On one of his marketing excursions Ned saw a skiff containing two men about a quarter of a mile distant. He waved his hat to the men and paddled toward them, but they rowed away. He followed, but was unable to find them, and concluded that they were outlaws, who did not care to extend their acquaintance. After this he paddled about on the lookout for some one who might help him to carry Dick to the outside world, for he had given up the idea of attempting it by himself.
CHAPTER XXI
CONVALESCENCE AND CATASTROPHE
Ned's hopes and plans were suddenly changed, and he no longer hoped for help, but planned to take Dick to the coast himself. For Dick was getting well. There was no doubt about it. His appetite came back, until, instead of urging him to eat, Ned waited for him to ask twice for food before giving it to him. He was still thin and weak, but his spirits bubbled over, and his laughter was on tap, ready to be turned on any minute. He began to clamor for a move toward the coast, but Ned was obdurate and refused to stir for a week. Then one day Ned started out and paddled some miles toward the coast, examining the shores of the keys and the mangrove-lined banks of the salt-water rivers for a camping-ground. He could have made his own camp on the overflowed meadows almost anywhere, but Dick was still an invalid and Ned was always anxious about him.
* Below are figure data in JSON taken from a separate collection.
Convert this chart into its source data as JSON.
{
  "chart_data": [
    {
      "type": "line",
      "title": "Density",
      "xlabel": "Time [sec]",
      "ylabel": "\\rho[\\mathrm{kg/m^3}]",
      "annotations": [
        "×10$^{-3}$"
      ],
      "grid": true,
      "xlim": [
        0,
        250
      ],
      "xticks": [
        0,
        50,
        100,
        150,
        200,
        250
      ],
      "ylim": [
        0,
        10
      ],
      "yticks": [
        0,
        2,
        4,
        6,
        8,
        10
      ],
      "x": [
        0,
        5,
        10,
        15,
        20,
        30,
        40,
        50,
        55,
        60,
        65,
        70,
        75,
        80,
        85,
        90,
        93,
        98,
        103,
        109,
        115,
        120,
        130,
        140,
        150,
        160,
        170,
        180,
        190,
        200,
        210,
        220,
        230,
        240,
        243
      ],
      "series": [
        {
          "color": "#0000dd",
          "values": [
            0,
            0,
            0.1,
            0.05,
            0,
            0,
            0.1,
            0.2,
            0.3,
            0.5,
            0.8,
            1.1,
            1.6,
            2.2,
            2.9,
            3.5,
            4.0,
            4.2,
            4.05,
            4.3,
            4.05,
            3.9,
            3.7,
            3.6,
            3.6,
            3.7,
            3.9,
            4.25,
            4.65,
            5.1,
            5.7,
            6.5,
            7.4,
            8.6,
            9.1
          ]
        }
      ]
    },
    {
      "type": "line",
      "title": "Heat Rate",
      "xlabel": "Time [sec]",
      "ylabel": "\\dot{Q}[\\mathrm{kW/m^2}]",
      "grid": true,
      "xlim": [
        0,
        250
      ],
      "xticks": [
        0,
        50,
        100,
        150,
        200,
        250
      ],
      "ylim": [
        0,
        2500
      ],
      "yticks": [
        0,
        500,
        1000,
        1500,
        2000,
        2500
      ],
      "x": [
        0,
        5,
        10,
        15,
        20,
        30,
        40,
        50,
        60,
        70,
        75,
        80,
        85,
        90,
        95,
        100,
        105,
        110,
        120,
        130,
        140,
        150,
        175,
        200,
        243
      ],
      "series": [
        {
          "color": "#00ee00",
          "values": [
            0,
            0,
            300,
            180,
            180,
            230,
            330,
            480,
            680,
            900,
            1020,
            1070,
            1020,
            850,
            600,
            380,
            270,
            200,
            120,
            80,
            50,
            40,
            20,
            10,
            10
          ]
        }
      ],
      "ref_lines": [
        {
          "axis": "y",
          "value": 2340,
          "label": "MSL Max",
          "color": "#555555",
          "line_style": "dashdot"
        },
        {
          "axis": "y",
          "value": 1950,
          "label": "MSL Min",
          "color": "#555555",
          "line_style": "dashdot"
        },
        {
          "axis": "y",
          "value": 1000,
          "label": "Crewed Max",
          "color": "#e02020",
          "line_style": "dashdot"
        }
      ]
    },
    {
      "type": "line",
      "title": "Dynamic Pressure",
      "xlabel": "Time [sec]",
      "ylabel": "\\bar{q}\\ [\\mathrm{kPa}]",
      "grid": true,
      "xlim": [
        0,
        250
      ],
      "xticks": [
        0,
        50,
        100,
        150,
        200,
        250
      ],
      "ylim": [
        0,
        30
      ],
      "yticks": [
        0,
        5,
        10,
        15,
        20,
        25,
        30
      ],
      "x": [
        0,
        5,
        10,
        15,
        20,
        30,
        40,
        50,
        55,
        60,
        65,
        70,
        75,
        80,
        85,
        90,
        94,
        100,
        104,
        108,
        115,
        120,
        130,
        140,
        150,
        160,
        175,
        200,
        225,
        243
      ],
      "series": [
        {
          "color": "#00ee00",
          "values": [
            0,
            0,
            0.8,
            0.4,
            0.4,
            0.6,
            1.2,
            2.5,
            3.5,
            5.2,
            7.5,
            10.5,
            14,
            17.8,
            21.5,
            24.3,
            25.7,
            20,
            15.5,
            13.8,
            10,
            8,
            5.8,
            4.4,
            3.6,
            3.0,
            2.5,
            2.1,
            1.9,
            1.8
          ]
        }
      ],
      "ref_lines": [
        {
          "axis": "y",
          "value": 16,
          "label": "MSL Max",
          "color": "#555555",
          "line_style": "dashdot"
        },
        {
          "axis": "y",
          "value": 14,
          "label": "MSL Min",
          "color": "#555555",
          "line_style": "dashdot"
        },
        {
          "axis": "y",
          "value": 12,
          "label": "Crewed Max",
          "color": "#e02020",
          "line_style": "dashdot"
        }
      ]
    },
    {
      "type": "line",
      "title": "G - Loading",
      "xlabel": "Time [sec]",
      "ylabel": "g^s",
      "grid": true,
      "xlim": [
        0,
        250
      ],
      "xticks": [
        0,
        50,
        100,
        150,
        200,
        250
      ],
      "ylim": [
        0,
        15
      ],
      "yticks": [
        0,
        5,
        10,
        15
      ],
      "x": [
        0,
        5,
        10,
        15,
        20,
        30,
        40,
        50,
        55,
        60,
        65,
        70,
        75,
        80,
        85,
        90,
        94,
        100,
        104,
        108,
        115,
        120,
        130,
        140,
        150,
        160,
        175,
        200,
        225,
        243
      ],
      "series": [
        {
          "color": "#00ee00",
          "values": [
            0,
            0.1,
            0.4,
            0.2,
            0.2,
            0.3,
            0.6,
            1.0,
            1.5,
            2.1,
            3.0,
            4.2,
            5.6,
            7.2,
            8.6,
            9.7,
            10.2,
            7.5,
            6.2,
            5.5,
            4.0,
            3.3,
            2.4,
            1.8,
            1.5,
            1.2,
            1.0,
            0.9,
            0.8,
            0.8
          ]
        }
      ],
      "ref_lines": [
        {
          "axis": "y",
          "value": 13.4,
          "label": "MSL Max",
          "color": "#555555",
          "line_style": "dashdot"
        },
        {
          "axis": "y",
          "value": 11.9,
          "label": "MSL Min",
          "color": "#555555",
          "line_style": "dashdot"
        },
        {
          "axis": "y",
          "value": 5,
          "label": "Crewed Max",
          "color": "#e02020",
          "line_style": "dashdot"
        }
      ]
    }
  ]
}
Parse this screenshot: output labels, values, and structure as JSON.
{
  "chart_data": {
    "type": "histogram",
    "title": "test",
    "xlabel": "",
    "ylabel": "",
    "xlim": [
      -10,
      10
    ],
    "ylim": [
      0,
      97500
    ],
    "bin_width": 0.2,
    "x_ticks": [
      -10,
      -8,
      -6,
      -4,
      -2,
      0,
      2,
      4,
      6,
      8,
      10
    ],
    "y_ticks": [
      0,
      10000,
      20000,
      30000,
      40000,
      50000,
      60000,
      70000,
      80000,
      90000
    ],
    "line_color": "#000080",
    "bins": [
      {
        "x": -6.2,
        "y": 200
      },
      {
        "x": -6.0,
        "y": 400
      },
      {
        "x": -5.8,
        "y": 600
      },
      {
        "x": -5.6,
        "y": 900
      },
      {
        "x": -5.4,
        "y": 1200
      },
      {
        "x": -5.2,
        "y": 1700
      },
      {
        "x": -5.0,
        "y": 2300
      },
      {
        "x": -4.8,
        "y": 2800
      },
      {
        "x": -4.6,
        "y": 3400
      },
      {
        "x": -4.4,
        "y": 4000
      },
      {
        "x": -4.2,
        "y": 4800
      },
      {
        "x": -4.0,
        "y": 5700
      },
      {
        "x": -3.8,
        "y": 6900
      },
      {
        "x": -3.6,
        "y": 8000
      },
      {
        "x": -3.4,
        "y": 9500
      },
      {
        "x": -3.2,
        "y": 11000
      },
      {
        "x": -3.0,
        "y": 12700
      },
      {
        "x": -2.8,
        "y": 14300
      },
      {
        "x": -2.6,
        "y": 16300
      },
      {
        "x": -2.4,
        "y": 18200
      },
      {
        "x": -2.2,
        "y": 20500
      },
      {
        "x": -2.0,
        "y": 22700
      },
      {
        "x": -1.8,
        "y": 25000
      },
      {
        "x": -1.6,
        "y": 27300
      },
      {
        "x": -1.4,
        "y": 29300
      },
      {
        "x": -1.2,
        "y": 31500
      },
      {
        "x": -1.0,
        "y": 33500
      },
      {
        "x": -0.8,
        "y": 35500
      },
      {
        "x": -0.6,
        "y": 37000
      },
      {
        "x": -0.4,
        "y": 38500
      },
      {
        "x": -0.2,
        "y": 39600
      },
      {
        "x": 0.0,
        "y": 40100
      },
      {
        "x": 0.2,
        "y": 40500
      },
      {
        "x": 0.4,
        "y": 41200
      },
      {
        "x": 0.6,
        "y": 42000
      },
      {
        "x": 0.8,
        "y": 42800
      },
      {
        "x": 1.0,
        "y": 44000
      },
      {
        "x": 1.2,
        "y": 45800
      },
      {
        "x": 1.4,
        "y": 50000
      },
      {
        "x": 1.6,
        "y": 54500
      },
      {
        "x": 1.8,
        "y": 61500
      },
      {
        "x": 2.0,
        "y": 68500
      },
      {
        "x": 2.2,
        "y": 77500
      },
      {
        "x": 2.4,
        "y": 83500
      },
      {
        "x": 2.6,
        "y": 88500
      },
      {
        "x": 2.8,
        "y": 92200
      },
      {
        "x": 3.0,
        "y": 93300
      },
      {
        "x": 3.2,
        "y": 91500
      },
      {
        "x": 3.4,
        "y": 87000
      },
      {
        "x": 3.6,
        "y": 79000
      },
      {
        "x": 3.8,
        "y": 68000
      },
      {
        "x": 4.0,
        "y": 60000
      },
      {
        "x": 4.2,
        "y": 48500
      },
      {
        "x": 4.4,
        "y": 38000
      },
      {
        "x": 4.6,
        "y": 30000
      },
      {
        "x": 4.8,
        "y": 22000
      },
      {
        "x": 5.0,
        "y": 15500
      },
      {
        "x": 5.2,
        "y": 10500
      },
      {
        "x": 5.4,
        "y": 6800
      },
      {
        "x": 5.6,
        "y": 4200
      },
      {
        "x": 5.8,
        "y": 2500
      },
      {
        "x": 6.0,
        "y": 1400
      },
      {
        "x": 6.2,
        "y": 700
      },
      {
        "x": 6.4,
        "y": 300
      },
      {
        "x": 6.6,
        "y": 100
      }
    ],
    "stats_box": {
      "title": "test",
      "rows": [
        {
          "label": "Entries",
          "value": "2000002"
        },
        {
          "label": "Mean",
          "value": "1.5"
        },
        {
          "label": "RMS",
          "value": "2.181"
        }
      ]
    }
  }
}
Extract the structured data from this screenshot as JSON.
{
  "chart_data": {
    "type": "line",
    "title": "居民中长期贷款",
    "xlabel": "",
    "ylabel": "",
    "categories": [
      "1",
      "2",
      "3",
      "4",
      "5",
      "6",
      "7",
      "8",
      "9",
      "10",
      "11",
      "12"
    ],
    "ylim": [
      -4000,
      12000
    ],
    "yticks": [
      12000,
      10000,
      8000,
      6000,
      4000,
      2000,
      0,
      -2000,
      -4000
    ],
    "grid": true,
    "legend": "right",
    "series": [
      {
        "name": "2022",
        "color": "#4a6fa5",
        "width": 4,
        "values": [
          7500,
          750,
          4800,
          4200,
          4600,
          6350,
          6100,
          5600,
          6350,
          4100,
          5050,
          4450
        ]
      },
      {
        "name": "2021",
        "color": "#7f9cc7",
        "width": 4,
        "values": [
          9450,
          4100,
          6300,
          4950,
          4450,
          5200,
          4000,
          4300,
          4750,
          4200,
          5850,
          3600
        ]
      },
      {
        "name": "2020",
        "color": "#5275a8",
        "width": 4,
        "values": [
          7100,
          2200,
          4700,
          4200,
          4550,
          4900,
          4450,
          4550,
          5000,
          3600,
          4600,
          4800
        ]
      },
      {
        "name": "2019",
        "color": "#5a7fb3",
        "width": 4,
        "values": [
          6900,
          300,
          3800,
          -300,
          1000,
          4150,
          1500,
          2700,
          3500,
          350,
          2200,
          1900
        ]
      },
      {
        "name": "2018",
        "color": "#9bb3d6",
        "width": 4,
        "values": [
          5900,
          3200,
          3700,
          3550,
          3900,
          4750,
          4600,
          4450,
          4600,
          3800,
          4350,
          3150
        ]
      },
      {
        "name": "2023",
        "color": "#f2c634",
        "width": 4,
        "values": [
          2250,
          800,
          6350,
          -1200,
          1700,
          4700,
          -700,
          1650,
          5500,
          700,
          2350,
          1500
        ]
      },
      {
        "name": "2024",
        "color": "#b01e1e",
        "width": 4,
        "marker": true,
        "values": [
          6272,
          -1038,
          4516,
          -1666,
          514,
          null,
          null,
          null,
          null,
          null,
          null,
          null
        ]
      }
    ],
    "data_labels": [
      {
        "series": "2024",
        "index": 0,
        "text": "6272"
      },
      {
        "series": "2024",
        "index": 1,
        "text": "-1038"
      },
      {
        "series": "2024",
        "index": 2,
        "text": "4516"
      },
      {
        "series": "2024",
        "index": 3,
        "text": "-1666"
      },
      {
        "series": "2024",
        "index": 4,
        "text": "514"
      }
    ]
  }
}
Six miles from the camp, where he had left Dick with Tom, Ned found a good camping site, marked by a freak palmetto with a trunk that branched into two stems about midway up. The ground was covered with palmetto scrub, which Ned examined carefully for rattlesnakes, after which he got out his fly-rod and caught a mess of fish for supper. On his return to camp the lynx sprang into the canoe, seized one of the fish and growled so fiercely that Ned thought best to let him keep it.
"Fresh water is all out, Dick," said Ned that night, "so I'll start at daylight and go back to the river and fill up. I'll take it slowly and be here about noon. Then we can start out and make easy work of being in the new camp long before sun-down."
"Ned, I can paddle all right, and I'm going to help. I am sick of being a baby."
"Go 'way, chile, you make me tired. Don't forget that I'm your doctor," replied Ned.
"Do you see any chance of getting to the coast?"